27/04/2024

SANTA CATALINA DE SIENA

Hemeroteca Laus DEo30/04/2022 @ 02:51

 

                “Cuando un alma se eleva a Dios con ansias de ardentísimo deseo de honor a Él y de la salvación de las almas, se ejercita por algún tiempo en la virtud, se aposenta en la celda del conocimiento de sí misma y se habitúa a ella para mejor entender la Bondad de Dios; porque al conocimiento sigue el amor, y, amando, procura ir en pos de la verdad y revestirse de ella”



               Nacida en 1347, Catalina (nombre que significa «Pura»), era la menor del prolífico hogar de Diego Benincasa. Allí crecía en entendimiento, virtud y santidad. A la edad de cinco o seis años tuvo la primera visión, que la inclinó definitivamente a la vida virtuosa. Cruzaba una calle con su hermano Esteban, cuando vio al Señor rodeado de Ángeles, que le sonreía, impartiéndole la bendición.

               Desde niña, empezó a orar a la Reina de Siena, y a menudo se le oía rezar el Avemaría bajando las escaleras de su casa. Un día cuando tenía 6 años de edad y mientras caminaba por las calles de Siena con su hermano, elevó su mirada y de repente vio sobre el techo de la Iglesia de Santo Domingo, al Rey de Reyes sobre un espléndido trono, vestido como el Papa con su corona Papal; y con Él estaban San Pedro, San Pablo y San Juan. Jesús mirando con ternura a Catalina, despacio y solemnemente la bendijo, haciendo tres veces la señal de la Cruz sobre ella con su mano derecha, como lo hace un obispo. Desde ese momento Catalina dejó de ser una niña, se enamoró profundamente de su amado Salvador.

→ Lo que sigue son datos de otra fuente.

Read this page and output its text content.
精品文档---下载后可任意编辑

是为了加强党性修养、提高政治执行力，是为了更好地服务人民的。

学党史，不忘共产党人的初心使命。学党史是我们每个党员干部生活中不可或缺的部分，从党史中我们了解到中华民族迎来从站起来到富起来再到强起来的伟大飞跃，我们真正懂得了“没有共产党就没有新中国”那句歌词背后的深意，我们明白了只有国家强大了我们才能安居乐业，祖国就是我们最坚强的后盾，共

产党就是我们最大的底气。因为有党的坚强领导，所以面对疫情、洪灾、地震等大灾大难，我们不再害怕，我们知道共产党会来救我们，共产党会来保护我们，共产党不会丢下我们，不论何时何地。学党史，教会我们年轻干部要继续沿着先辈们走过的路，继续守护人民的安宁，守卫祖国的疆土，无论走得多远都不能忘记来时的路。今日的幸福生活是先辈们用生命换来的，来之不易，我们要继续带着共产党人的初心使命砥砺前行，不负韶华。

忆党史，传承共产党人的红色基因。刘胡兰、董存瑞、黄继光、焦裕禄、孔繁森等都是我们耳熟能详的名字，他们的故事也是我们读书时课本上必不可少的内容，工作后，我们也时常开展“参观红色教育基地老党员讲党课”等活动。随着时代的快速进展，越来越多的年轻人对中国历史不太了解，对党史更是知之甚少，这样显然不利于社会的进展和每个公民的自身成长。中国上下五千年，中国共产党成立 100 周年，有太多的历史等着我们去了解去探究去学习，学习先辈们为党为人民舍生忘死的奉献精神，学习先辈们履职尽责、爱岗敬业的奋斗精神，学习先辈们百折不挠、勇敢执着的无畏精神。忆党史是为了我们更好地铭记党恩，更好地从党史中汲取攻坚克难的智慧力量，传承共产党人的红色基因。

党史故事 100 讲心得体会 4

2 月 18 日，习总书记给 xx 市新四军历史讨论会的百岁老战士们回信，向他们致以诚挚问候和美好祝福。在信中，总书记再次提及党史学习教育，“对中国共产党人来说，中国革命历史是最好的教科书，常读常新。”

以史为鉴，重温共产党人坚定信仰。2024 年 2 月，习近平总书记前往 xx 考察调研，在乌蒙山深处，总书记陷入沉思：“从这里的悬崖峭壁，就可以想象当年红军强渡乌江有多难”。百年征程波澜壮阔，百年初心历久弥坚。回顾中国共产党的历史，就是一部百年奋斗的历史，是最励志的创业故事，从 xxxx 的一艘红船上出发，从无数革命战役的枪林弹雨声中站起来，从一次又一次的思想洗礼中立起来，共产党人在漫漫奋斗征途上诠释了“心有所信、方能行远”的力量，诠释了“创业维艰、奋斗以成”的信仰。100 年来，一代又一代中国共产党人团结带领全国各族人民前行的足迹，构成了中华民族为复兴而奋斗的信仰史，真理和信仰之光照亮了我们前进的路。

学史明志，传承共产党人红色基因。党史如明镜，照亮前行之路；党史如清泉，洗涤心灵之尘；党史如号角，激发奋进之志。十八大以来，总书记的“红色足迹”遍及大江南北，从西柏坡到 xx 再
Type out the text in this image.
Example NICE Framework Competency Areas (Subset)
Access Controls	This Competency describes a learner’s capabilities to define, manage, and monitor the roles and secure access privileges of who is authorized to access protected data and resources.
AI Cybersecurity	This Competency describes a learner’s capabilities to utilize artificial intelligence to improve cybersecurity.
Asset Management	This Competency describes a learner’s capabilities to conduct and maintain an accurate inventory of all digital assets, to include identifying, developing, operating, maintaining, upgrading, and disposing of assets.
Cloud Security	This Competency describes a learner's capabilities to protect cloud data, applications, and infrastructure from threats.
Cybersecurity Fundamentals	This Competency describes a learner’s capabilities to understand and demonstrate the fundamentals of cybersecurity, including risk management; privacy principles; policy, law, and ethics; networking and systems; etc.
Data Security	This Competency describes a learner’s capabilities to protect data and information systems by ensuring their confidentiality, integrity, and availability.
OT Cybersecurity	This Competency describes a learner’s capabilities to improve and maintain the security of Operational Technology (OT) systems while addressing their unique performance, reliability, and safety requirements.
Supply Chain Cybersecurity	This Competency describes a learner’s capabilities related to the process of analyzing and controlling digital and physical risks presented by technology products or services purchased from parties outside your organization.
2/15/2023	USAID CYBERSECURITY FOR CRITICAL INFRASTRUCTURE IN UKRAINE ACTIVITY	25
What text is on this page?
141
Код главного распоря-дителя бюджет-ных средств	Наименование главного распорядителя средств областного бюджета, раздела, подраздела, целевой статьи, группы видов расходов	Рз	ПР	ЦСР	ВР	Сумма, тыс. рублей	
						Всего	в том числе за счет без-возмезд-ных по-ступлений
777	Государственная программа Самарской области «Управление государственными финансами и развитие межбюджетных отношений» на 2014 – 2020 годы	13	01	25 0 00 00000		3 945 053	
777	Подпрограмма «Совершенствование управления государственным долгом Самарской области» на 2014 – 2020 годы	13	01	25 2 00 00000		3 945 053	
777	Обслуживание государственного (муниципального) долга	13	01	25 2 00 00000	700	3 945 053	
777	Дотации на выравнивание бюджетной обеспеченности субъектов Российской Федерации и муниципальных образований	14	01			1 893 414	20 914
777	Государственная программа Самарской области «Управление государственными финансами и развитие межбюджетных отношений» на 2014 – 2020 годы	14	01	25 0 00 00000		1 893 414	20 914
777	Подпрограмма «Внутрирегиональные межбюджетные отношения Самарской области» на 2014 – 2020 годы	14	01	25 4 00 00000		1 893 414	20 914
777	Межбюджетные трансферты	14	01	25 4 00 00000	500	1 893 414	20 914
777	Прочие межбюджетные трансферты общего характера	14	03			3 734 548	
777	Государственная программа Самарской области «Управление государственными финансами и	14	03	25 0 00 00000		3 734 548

               Al año siguiente, ante un cuadro de Nuestra Señora, se ofreció al Señor que la había  bendecido. En este momento tan crucial oró a la Virgen:

                    «¡Santísima Virgen, no mires mi debilidad, sino dame la gracia de tener como esposo a Aquel  a quien yo amo con toda mi alma, tu Santísimo Hijo, Nuestro Único Señor, Jesucristo! Le prometo a Él y a Ti, que nunca tendré otro esposo»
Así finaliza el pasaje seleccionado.